Network Rail is replacing track through the 180-year-old Summit Tunnel on the Calder Valley line for nine days from Saturday 23 October as part of a £2M Great North Rail Project investment.
It was built between 1838 and 1841 as part of the Manchester and Leeds railway.
The essential work requires the full closure of the tracks.
Network Rail’s North West head of performance and customer relationship Karen Hornby said: “We appreciate passengers' patience while we carry out these vital improvements to Summit Tunnel as part of the Great North Rail Project. The work will mean fewer train delays on the Calder valley line and make tracks inside the Victorian-built structure fit for the 21st century.
“However, replacing track like this means we have no choice but to close the line for old sections to be ripped up and replaced with new.
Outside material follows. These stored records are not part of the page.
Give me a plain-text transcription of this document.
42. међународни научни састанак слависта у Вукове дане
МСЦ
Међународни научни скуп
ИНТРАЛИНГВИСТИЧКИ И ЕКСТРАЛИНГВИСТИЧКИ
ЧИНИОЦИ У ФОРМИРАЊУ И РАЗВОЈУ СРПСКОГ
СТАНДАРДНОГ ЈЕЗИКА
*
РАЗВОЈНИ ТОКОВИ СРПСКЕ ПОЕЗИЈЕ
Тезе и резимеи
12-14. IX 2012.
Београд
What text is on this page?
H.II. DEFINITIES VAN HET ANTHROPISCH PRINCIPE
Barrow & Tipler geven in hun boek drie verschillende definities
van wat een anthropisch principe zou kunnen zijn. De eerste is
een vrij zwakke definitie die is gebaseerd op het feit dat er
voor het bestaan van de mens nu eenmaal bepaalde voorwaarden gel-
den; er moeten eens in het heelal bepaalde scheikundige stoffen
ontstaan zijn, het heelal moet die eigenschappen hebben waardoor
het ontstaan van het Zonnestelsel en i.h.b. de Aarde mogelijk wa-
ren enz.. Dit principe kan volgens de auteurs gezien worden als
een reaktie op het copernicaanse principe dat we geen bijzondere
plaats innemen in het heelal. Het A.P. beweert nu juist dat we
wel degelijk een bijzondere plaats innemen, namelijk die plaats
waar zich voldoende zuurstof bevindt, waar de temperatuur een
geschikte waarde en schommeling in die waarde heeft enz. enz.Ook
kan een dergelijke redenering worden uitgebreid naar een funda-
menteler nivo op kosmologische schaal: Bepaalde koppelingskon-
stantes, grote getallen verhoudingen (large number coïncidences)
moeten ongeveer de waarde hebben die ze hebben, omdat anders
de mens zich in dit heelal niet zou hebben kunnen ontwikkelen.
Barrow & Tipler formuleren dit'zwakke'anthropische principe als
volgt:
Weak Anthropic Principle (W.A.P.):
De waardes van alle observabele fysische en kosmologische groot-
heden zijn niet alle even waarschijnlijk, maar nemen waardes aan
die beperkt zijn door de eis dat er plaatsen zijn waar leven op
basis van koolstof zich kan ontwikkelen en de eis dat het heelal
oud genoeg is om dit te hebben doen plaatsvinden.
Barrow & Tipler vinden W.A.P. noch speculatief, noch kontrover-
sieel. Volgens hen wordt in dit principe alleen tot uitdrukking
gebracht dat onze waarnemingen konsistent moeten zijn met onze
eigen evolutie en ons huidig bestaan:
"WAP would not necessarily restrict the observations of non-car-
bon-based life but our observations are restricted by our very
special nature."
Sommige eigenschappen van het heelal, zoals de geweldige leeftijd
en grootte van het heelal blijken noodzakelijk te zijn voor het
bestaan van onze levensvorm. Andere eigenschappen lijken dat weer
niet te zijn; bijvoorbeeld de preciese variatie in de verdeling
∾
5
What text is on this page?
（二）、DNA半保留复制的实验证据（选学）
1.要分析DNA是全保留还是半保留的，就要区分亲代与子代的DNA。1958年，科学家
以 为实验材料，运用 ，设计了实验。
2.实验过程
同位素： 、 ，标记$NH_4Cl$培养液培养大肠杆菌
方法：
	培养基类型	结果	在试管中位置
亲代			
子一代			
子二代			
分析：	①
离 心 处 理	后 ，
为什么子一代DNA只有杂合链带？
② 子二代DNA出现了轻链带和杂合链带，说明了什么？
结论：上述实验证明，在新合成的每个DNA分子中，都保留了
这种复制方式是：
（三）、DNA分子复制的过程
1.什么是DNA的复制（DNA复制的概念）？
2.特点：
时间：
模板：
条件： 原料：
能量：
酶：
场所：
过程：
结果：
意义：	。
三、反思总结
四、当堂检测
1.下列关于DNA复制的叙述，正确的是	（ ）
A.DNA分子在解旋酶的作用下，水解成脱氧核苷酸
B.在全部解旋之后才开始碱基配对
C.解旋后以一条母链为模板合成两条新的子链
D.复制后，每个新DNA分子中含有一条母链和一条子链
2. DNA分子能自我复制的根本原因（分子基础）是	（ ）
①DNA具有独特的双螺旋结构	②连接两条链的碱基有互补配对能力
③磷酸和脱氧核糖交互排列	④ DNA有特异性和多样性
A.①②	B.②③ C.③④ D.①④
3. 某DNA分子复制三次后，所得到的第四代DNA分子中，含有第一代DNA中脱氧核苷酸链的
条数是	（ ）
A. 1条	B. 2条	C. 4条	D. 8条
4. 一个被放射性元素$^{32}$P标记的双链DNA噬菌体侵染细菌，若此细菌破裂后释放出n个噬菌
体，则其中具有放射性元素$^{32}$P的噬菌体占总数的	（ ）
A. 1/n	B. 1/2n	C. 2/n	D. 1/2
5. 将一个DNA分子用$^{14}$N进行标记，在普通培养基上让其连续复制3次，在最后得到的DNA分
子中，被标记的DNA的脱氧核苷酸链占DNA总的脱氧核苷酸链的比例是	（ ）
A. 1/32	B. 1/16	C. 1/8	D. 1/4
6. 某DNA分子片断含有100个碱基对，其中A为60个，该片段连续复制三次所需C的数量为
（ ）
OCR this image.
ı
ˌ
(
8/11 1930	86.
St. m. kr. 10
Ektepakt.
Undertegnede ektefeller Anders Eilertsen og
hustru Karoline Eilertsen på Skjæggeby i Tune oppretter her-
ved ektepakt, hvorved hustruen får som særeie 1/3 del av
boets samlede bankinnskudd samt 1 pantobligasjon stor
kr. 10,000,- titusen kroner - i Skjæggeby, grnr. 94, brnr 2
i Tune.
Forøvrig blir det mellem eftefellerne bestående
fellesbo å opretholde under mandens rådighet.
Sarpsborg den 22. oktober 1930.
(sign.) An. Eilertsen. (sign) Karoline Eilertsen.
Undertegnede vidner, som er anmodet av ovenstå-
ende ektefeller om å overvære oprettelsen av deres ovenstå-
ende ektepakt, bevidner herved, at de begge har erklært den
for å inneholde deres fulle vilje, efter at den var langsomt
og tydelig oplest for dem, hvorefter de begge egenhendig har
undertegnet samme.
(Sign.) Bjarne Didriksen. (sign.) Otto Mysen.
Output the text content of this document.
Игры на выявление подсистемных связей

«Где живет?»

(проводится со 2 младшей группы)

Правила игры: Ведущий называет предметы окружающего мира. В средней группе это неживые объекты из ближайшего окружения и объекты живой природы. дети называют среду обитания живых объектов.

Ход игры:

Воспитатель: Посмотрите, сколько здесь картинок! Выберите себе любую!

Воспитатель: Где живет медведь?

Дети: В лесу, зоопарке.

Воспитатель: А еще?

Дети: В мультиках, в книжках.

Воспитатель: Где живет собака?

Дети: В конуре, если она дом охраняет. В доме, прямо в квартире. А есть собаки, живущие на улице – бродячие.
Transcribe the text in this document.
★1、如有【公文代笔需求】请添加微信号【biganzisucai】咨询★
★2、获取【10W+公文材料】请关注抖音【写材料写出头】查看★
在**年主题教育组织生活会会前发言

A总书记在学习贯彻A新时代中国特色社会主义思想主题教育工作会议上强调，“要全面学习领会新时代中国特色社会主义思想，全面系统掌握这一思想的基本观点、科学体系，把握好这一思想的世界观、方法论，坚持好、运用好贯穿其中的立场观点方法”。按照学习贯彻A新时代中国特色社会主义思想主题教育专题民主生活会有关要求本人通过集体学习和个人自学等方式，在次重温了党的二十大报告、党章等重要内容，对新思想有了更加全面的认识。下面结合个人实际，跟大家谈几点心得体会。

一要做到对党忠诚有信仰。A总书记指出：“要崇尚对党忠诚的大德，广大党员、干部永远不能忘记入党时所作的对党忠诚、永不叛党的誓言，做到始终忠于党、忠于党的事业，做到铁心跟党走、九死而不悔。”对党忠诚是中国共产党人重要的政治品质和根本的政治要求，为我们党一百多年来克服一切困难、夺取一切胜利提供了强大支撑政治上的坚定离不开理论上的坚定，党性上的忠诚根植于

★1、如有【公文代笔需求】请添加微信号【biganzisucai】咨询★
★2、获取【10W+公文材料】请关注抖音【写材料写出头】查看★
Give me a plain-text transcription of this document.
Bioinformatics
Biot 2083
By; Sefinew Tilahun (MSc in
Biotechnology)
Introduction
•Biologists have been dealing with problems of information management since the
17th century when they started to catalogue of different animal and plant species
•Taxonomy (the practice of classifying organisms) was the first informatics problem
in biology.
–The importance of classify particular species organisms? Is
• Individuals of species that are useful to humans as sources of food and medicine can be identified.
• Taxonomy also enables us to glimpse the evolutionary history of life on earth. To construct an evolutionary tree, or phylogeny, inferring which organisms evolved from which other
I’d urge anyone planning to travel over the nine-day railway closure to check National Rail Enquiries to they know exactly what to expect from their journeys.”
Northern regional director Chris Jackson said the work will provide "an even more reliable railway".
"We are sorry for any disruption during the improvements and our customers can be assured that both Northern and Network Rail will do everything possible to minimise the impact of the work and deliver alternatives that keep people on the move," he said.
Network Rail is also working in partnership with the Environment Agency to upgrade a culvert beneath the railway lines in Littleborough as part of a wider flood defence project in the area.
Environment Agency senior flood risk advisor Nick Pearson said: “Working in partnership with Network Rail as part of the proposed £56M Rochdale and Littleborough Flood Risk Management Scheme will make a huge difference to rail passengers, residents and the local economy.
“This project, one of the biggest flood alleviation schemes in the north of England, will play a crucial role in better protecting the community from the risk of flooding and we are pleased to see it progress.”